Last week, American Express, InComm and Blackhawk Network all announced plans to no longer operate in New Jersey, rather than comply with the law that lets the State of New Jersey seize the value of unredeemed gift cards after just two years.

The New Jersey Retail Merchants Association (NJRMA) and the Retail Gift Card Association (RGCA) have released an analysis estimating the potential annual loss of sales tax revenue as a result of New Jersey's unclaimed property law at $64-94 million. Governor Chris Christie isn't buying it.

The analysis, conducted by the financial services consulting firm First Annapolis, focuses on studies that have shown consumers using gift cards often spend an incremental amount beyond the face value of the card. As gift cards exit New Jersey, this incremental spending is eliminated from the market, lowering total retail sales in New Jersey. Any decrease in New Jersey's retail sales would also result in a decrease in the state's sales and use tax revenue.

"That is certainly not what was indicated to us when the studies were done when the law was put into effect in 2010," says Christie. "The argument now over this is; when a consumer doesn't use the card. Who gets the money, the companies or the government?"

Christie says for the longest time the companies have been profiting wildly, but under New Jersey law if the consumer comes back to the government and wants the money back the consumer can do it through unclaimed property.

As for the companies pulling up stakes and leaving New Jersey, Christie says, "The companies are doing this as a way to try to threaten us because they want to keep the money to increase their profits…….I'm not worried about it. I'm not losing any sleep over that one. If they want to move out, move out."

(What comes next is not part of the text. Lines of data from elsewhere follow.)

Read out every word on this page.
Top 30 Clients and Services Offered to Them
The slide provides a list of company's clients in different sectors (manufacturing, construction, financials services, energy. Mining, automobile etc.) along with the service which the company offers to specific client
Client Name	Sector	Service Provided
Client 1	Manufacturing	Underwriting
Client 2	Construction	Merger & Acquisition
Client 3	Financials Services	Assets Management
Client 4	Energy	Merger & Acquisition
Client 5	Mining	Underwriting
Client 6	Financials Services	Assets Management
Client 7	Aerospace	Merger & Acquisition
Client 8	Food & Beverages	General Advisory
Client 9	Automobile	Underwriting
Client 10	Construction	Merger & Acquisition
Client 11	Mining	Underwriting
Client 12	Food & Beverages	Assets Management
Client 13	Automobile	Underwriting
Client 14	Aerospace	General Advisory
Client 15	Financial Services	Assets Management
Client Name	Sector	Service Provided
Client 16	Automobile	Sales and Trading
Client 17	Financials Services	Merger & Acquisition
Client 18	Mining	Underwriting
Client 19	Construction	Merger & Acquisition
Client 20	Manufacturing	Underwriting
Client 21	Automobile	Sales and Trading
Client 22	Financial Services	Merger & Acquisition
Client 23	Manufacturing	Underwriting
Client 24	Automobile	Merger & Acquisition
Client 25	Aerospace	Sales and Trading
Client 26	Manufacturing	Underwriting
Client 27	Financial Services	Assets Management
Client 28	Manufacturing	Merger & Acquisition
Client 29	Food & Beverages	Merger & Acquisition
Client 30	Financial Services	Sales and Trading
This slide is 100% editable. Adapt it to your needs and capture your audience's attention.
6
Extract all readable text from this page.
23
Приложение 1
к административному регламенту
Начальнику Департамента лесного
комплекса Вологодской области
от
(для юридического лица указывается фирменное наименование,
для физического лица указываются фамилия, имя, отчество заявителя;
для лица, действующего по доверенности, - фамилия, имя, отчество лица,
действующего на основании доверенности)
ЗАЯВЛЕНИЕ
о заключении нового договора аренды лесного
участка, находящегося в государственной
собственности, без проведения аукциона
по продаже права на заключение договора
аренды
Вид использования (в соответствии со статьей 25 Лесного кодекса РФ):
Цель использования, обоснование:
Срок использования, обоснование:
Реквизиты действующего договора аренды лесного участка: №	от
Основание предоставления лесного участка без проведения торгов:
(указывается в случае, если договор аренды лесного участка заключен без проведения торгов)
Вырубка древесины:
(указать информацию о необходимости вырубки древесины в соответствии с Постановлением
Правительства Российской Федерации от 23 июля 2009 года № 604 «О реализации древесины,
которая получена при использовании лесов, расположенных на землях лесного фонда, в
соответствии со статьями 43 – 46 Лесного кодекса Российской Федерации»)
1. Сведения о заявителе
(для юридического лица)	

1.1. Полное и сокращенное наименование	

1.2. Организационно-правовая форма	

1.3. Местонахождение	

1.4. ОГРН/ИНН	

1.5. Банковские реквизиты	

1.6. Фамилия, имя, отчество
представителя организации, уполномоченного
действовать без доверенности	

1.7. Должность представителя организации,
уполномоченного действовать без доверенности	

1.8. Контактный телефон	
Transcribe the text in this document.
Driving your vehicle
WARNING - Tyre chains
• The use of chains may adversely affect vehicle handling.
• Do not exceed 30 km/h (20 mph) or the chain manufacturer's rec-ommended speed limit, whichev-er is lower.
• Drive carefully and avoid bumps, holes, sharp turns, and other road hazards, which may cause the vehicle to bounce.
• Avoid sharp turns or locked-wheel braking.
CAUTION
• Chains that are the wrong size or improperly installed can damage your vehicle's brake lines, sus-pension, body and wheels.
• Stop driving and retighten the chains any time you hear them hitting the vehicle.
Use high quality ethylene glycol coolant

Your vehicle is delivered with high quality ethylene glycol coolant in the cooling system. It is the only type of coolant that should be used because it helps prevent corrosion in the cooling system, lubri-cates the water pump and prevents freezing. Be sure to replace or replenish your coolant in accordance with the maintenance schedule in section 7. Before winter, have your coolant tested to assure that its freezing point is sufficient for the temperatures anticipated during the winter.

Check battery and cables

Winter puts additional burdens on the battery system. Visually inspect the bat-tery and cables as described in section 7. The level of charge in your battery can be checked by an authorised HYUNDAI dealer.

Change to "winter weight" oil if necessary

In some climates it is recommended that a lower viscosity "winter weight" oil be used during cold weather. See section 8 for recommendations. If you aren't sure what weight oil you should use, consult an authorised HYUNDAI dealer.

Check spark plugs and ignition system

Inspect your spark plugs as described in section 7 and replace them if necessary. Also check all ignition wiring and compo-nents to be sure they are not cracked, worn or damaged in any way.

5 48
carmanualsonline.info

"This law comes at simply too great of a cost for businesses to comply, now it appears that this law may also come at too great of a cost for the state to implement," says John Holub, president of the New Jersey Retail Merchants Association. "This analysis clearly shows that retailers and consumers are not the only ones being negatively impacted by this law."

Rebekka Rea, executive director of the Retail Gift Card Association says, "The law was clearly intended to raise revenue for the state, but it may now have the complete opposite effect, and the state will be losing a significant amount of revenue."